O Fundo Monetário Internacional (FMI) alertou que a economia britânica está especialmente exposta a um choque energético semelhante ao vivido em 2022, à medida que a turbulência no Médio Oriente se aprofunda.
À medida que os preços do petróleo subiam novamente, o FMI afirmou num blog que na Europa o impacto da guerra do Irão estava a “reavivar o espectro da crise do gás de 2021-22”.
Foi então que a preparação e a mobilização da invasão em grande escala da Rússia na Ucrânia conduziram a um aumento anterior nos preços do gás e do petróleo, empurrando o Reino Unido inflação em dois dígitos.
O FMI afirmou: “A guerra no Médio Oriente está a destruir vidas e meios de subsistência na região e fora dela.
«Está também a diminuir as perspectivas para muitas economias que apenas recentemente mostraram sinais de uma recuperação sustentada de crises anteriores.»
E acrescentou que “países como a Itália e o Reino Unido estão especialmente expostos pela sua dependência da energia alimentada a gás”.
O aumento nos custos dos empréstimos cria uma dor de cabeça para Rachel Reeves
O alerta surgiu num momento em que os custos dos empréstimos no Reino Unido estavam a caminho do seu maior aumento mensal desde que o desastroso mini-orçamento de Liz Truss provocou uma grande liquidação, também em 2022.
Os rendimentos dos títulos de dez anos do Reino Unido, que sobem à medida que os preços caem, subiram 16% neste mês, à medida que a guerra EUA-Israel contra o Irão causa o caos no mercado.
As obrigações – pequenas parcelas de dívida emitidas por governos ou empresas para angariar dinheiro – foram apanhadas na liquidação.
Os investidores temem que o aumento dos preços do petróleo e do gás devido à guerra aumente a inflação, forçando os bancos centrais a aumentar taxas de juros em vez de cortá-los.
A Grã-Bretanha – que já tem os custos de financiamento mais elevados no grupo de economias avançadas do G7 – foi mais atingida do que alguns outros países.
O país já regista a inflação mais elevada do G7 e os investidores também temem que o país possa embarcar num alarde de empréstimos para proteger as famílias do aumento das contas de energia.
Na segunda-feira, houve poucos sinais de trégua, já que os preços do petróleo subiram novamente, com o petróleo Brent subindo para quase US$ 117 o barril.

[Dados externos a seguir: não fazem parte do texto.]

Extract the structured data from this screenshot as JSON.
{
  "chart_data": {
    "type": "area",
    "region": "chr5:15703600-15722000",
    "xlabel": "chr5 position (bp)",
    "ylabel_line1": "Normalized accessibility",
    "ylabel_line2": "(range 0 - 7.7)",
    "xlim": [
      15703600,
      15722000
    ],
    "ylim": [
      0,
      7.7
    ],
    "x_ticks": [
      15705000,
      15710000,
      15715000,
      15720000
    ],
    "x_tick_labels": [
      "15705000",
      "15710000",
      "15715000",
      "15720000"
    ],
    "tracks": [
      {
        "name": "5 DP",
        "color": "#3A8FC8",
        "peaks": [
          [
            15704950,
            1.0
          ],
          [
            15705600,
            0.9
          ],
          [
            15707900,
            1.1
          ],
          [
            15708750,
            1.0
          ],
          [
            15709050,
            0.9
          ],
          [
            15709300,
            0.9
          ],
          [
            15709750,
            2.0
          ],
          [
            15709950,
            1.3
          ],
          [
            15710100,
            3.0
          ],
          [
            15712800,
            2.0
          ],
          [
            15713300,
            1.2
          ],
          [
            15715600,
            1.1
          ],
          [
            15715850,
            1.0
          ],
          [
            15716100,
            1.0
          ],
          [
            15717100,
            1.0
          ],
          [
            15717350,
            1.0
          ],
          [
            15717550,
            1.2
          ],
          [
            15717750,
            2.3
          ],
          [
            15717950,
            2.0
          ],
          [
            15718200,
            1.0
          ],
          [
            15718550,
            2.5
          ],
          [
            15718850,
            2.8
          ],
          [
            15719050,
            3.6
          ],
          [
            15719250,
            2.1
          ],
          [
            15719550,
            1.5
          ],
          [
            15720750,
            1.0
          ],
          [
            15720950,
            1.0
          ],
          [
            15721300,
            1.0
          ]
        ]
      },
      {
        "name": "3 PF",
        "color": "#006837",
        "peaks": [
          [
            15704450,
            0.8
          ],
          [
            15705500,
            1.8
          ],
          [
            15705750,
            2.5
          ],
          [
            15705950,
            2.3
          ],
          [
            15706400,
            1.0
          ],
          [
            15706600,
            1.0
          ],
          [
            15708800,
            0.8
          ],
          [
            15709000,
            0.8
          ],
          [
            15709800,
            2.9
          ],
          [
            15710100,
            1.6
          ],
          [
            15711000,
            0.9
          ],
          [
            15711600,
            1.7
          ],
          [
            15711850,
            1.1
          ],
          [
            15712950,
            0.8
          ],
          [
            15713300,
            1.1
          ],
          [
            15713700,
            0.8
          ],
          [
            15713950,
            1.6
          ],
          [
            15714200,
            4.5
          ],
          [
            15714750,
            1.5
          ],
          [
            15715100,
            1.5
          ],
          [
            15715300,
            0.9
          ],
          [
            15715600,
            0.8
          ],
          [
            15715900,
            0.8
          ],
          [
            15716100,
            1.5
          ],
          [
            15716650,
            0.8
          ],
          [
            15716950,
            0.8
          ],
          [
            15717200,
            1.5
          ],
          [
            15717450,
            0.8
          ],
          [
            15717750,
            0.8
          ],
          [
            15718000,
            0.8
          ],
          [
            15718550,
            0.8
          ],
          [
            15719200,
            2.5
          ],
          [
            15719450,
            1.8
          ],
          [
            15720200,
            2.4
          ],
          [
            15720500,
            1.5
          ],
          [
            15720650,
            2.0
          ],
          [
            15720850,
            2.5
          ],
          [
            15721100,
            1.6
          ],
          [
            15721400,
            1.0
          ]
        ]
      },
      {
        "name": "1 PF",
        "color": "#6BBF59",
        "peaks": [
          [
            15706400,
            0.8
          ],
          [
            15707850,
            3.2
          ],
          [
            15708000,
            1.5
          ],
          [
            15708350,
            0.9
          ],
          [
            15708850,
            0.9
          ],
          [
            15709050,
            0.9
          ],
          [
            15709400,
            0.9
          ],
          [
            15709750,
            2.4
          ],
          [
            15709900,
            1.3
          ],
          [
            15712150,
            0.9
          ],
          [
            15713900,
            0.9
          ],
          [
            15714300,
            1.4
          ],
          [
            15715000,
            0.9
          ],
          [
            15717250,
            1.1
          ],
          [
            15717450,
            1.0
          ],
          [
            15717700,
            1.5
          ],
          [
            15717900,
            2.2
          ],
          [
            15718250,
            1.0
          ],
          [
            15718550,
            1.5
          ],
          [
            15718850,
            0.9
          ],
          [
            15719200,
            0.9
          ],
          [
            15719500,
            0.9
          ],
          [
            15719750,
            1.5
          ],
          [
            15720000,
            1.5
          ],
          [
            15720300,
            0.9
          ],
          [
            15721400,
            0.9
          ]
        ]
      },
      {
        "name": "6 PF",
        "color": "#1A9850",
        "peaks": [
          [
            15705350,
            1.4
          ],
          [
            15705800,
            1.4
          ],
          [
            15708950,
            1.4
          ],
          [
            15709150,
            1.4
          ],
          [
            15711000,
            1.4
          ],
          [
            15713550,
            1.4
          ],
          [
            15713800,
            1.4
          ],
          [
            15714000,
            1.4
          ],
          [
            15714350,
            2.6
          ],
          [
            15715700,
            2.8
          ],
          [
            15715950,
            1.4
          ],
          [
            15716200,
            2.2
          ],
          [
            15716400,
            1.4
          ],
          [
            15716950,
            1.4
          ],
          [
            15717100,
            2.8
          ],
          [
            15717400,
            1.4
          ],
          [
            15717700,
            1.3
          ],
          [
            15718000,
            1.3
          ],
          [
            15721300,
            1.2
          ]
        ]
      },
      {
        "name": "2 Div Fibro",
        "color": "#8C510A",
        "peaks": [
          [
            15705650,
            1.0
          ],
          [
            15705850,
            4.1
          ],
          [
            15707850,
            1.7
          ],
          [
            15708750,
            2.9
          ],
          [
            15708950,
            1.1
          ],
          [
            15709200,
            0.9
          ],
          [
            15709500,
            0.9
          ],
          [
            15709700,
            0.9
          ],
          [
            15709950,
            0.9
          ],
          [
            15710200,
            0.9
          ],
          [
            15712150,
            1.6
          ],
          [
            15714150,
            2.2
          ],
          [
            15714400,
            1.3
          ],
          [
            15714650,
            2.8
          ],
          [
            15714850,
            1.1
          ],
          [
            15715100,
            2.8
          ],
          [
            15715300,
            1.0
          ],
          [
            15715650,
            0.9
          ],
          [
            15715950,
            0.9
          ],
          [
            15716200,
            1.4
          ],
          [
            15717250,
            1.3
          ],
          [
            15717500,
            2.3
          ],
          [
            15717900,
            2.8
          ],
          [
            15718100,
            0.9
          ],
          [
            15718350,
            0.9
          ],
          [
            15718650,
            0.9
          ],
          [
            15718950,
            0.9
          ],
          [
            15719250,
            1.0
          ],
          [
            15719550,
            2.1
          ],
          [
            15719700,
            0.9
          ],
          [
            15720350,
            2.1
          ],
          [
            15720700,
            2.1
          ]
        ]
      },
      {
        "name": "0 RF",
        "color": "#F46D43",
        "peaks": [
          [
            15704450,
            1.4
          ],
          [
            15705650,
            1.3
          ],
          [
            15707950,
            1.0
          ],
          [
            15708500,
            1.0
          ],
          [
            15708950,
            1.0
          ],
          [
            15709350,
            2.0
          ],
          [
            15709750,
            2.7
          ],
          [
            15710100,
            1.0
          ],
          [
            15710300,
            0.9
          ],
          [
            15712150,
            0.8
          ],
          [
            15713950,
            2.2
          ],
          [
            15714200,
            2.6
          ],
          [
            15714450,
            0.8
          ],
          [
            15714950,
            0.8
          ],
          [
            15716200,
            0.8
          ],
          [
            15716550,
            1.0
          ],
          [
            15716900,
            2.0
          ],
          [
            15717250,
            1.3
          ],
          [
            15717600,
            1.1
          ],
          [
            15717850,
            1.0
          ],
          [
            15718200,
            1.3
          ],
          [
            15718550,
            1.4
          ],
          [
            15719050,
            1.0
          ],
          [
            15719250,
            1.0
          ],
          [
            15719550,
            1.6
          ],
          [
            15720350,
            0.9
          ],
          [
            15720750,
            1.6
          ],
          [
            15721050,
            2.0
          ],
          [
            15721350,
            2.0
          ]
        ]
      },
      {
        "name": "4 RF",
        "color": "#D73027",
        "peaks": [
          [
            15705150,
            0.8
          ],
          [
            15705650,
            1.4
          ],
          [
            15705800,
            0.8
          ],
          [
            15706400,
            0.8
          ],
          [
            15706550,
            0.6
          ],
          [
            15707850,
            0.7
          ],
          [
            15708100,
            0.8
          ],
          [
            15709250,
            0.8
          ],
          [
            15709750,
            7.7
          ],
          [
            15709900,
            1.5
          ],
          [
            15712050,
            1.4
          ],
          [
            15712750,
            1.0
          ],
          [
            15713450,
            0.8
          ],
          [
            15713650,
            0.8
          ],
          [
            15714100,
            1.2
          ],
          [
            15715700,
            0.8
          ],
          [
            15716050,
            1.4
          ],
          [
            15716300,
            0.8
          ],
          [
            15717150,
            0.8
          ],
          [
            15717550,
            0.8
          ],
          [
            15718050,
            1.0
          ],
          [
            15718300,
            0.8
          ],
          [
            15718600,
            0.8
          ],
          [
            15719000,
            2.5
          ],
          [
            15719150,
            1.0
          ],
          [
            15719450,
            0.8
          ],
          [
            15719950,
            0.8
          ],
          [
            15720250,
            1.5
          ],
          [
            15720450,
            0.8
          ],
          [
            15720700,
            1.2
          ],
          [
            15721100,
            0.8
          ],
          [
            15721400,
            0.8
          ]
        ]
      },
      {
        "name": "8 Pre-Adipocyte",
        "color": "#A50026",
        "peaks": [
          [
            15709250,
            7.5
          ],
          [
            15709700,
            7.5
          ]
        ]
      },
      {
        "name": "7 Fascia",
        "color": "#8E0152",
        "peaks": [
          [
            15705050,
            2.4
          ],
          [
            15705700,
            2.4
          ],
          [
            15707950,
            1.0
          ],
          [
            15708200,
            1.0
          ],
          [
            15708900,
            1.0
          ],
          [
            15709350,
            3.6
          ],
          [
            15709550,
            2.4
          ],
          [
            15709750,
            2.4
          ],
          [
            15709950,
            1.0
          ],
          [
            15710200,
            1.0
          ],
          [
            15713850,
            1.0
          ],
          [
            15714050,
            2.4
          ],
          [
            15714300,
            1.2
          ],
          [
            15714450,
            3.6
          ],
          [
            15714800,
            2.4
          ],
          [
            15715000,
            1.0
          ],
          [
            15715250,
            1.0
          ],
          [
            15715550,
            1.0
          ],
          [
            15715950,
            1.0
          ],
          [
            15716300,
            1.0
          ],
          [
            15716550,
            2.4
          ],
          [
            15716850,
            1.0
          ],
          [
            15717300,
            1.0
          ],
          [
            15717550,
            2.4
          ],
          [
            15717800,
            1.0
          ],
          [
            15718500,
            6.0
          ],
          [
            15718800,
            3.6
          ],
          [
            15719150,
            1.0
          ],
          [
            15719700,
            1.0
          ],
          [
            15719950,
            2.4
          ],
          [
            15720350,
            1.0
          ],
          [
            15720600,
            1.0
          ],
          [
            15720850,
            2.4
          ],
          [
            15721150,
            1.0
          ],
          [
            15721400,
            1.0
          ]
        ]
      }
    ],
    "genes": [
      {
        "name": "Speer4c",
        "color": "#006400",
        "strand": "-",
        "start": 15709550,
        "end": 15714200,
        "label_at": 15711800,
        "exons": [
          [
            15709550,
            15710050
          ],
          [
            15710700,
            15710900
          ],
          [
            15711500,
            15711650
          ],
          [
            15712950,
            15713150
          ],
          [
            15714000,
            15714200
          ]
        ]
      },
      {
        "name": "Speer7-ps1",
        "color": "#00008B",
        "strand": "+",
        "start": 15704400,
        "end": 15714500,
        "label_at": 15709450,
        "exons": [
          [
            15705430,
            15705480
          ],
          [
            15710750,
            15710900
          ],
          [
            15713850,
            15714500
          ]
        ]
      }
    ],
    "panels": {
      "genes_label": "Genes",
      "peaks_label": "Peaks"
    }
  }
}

No entanto, os custos dos empréstimos no Reino Unido diminuíram, para cerca de 4,9%, tendo ultrapassado os 5,1% na semana passada, ao atingirem o nível mais elevado desde 2008.
O aumento dos rendimentos das obrigações representa uma grande dor de cabeça para a Chanceler Rachel Reeves, eliminando milhares de milhões da sua “margem” de 23,6 mil milhões de libras para cumprir as regras de impostos e despesas.
Howard Davies, antigo presidente do NatWest, disse à BBC: “A posição geral do Reino Unido – dizem-nos os mercados financeiros – não é boa.
«A confiança nos nossos empréstimos diminuiu e os custos dos nossos empréstimos aumentaram, porque as pessoas estão preocupadas com as nossas finanças públicas.
«O aumento das taxas de juro que ocorreu para nós significa cerca de 12 mil milhões de libras por ano em pagamentos de juros adicionais.»
Isto está a “consumir muito” espaço de manobra, disse Davies, e “qualquer sugestão de que o governo está preparado para desacelerar e fazer alarde na despesa pública pode resultar num aumento ainda maior das taxas de juro… por isso é preciso ter muito cuidado aqui”.
Em outros lugares, os rendimentos dos títulos dos EUA subiram este mês em robustos 10%, e os da Alemanha, em 15%. Os títulos japoneses de dez anos subiram 11% e os do Canadá subiram 12%.
As vendas foram ainda mais pronunciadas em França, onde os rendimentos subiram 17%, e em Itália, onde subiram 22%.